- Directed by: Peter Wilson
- Written by: Sam Bariah
- Produced by: Jagdish Singh Peter Wilson
- Starring: Peter Wilson Eisha Singh
- Cinematography: Sarfaraz Ali Hassan Khan
- Edited by: Peter Wilson
- Music by: Kevin Roy George Saniv Xulfi
- Production companies: Jagraj Motion Pictures Peter Wilson Entertainment
- Release date: 29 May 2026;
- Running time: 138 minutes
- Country: India
- Language: Hindi

= Obsess (2026 film) =

2026 Indian action thriller film

Obsess is a 2026 Indian Hindi-language action thriller film directed by Peter Wilson and produced by Jagdish Singh and Peter Wilson. The film stars Peter Wilson and Eisha Singh in lead roles. It was released on 29 May 2026.

== Plot ==
The film follows Sara, a woman whose ordinary day begins with confidence and a carefree attitude. Her routine takes an unexpected turn when she encounters Peter, a man struggling with severe depression. As circumstances bring the two together, a series of unexpected events disrupt her day and lead her into an emotionally difficult situation.

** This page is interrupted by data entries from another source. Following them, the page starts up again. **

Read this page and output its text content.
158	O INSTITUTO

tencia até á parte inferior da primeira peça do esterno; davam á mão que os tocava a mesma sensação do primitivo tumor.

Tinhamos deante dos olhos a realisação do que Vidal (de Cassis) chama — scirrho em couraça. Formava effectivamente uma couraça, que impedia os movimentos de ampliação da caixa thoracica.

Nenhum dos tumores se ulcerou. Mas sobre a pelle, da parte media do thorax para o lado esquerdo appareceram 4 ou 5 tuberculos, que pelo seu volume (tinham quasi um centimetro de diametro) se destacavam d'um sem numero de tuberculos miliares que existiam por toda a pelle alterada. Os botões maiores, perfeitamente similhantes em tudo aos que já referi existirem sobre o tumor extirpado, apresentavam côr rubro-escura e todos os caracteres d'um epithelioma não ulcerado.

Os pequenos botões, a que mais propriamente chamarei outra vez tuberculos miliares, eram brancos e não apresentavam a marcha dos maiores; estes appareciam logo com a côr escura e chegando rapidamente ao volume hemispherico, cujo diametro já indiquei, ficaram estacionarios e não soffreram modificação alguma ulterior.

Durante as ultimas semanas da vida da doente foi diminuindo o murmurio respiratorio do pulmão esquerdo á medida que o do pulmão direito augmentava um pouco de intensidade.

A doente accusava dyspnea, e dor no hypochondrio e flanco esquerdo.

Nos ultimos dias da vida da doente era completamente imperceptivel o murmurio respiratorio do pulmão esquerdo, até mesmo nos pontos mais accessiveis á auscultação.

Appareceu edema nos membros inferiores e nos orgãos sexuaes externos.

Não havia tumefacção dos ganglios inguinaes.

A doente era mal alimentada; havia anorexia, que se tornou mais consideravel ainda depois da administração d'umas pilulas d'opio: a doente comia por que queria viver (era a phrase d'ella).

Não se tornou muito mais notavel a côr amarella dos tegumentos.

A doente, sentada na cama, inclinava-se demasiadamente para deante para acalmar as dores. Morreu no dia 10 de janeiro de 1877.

As the day unfolds, Sara attempts to navigate emotional conflict and uncertainty while trying to maintain control over the circumstances around her. The story explores themes of resilience, empathy, human emotions and personal growth in the face of life's unpredictable challenges.

== Cast ==
- Peter Wilson as Peter
- Eisha Singh as Sara

== Release ==
Obsess was released on 29 May 2026.

== Reception ==
A mixed review at Film Information found the plot predictable and the production mediocre. Vinamra Mathur, on the other hand, writing for First Post, praised the pace and experimental audacity of the film.